O’Reilly made the comment in response to Flannery saying he applauds the Bush administration and Karl Rove for finally agreeing to let Rove testify before the House Judiciary Committee investigating whether there was corruption in the Justice Department during Bush’s presidency. It was an odd, off-topic response from O’Reilly.

As for the question posed in the segment’s title, O’Reilly and Coulter agreed that the Obama administration is attacking Limbaugh to distract the American people from more pressing issues like the economy. However, they didn’t expound on their answers, just agreeing on them before the segment ended.

In my opinion, of course the Limbaugh attacks are a distraction, but the reason they still have legs is because (1) they resonate with a large number of people and (2) a lot of Republicans are falling into the trap by trying to distance themselves from Limbaugh and then apologizing to him the next day. Republicans have nobody to blame but themselves for looking like they aren’t allowed to have an opinion contrary to what Limbaugh says. It will be interesting to see how long they carry on like this before they are able to change the subject in the news cycle.
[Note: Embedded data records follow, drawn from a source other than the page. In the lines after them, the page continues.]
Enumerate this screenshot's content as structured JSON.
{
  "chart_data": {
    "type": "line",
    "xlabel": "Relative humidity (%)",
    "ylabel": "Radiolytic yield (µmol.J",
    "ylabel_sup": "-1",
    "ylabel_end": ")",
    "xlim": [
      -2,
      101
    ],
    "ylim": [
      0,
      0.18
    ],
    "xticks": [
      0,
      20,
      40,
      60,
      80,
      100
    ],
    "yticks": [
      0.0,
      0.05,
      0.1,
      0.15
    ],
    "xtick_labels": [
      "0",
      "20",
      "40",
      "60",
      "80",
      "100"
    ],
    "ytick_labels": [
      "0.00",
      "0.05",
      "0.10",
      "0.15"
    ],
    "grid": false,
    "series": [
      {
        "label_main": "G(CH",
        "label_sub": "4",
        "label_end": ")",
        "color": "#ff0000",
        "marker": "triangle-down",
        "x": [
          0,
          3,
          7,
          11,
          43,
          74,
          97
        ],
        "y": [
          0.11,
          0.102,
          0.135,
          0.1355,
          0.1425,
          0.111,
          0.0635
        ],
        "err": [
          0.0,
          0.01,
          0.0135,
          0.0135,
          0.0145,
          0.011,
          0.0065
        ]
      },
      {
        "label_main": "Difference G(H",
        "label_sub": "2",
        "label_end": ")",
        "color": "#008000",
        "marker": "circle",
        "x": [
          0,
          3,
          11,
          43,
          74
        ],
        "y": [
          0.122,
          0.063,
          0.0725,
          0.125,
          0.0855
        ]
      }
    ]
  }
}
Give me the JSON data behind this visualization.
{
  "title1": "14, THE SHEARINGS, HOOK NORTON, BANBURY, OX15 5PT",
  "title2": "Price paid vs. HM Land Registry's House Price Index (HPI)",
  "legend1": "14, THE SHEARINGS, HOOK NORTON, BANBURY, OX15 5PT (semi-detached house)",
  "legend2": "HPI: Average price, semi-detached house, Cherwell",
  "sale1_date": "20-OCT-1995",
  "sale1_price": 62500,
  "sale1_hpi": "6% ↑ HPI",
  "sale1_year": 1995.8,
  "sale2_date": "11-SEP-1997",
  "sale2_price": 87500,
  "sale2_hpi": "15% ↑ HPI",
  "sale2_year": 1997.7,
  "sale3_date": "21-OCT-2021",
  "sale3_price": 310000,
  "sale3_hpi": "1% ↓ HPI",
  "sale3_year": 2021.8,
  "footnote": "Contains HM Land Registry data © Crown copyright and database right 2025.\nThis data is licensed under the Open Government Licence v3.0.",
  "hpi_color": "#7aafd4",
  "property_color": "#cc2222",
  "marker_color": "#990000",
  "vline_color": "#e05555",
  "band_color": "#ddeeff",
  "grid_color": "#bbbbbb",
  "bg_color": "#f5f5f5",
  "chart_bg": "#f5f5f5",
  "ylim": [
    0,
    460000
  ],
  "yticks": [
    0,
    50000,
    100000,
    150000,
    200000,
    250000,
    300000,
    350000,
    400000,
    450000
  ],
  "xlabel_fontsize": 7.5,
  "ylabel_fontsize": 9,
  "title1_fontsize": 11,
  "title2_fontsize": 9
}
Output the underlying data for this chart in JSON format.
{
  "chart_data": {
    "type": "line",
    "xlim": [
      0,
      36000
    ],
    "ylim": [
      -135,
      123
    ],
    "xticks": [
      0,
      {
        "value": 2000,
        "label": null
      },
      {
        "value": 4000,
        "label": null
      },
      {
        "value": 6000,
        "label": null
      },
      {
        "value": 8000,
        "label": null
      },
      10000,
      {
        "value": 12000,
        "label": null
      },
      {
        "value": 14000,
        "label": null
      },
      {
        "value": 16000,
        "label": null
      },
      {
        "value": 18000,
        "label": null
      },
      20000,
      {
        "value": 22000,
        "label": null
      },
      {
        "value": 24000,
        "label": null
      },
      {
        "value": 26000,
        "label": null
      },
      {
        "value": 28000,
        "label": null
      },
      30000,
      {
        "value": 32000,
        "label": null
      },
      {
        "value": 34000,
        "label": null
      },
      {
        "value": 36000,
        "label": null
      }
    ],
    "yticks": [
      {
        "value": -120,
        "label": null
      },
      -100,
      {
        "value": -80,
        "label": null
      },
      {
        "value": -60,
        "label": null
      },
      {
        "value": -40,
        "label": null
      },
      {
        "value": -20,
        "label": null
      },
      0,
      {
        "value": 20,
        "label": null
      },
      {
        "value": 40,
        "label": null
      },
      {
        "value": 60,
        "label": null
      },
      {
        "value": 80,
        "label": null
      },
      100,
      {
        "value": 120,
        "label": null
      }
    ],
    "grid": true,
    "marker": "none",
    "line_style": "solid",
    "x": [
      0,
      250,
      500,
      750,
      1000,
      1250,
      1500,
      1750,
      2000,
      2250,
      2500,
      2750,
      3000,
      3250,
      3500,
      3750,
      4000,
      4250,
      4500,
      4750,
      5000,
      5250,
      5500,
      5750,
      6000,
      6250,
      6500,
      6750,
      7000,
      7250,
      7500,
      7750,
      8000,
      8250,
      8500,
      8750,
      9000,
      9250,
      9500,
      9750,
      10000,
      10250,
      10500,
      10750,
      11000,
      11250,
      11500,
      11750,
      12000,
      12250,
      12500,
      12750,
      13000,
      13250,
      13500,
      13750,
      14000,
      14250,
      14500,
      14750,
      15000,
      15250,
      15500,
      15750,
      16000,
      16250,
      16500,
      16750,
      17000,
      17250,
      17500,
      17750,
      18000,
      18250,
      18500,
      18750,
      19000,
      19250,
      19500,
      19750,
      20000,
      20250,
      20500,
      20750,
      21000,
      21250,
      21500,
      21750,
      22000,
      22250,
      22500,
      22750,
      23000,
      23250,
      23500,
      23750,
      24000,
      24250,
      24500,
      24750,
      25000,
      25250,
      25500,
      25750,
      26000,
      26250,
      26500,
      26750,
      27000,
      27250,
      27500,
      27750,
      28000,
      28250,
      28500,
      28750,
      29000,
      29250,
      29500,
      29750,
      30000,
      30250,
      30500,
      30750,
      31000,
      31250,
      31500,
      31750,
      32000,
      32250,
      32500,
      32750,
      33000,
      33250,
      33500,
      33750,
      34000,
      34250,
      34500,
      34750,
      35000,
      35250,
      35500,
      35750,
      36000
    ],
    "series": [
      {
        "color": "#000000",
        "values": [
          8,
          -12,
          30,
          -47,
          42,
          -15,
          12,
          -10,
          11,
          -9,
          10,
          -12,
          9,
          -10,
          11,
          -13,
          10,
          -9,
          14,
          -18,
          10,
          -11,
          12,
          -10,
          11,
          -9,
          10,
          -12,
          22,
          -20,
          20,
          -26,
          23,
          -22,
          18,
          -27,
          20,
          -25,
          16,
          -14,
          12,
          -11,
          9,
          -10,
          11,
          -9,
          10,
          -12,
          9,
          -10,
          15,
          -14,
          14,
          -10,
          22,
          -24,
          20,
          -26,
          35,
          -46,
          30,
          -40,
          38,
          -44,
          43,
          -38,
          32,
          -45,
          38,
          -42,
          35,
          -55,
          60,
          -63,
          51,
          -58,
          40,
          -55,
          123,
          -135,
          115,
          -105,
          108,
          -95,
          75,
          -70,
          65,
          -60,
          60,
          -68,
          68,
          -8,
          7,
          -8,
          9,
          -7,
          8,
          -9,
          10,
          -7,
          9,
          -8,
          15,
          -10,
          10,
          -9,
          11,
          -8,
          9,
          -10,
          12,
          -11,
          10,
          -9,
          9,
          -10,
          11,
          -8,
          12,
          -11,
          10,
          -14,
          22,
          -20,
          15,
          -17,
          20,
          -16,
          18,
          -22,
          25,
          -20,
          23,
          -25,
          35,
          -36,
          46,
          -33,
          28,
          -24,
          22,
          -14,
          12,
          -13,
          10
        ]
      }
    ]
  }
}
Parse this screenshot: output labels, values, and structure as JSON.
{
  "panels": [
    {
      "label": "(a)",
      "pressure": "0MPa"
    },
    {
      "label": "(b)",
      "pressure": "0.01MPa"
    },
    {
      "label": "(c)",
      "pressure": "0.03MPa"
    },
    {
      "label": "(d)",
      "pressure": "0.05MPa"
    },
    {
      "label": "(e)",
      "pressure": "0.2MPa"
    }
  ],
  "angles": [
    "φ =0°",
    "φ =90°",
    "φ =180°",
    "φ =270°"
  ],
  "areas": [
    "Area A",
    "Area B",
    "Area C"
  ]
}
The presidential election is over, which means “Saturday Night Live” sucks again.

Tonight’s episode was intolerable, as SNL tends to be when it isn’t satirizing something political. It even fell flat with its opening skit about Joe Biden’s tendency to commit verbal gaffes. I started to watch several other skits throughout the next 45 minutes, but ended up turning off my television before each one was finished.

The only part of the show worth watching was the usually funny Weekend Update, which ended on a low note with a bit involving Justin Timberlake. Probably the funniest part of Weekend Update was when an actor portraying Hanna-Barbera cartoon character Snagglepuss (an effeminate pink lion) commented on the recent passage of Proposition 8, which amends California’s constitution to eliminate the right for same-sex couples to marry. Snagglepuss came out of the closet and revealed his lover is the Great Gazoo (of “Flintstones” fame).

Seth Meyers also delivered this fine joke during Weekend Update: “Will Smith, Tom Cruise and Rush Limbaugh are among Barbara Walters’ ’10 Most Fascinating People of 2008,’ which proves, if nothing else, that Barbara Walters is easily fascinated.”

I guess I’ll tune back into “Saturday Night Live” four years from now.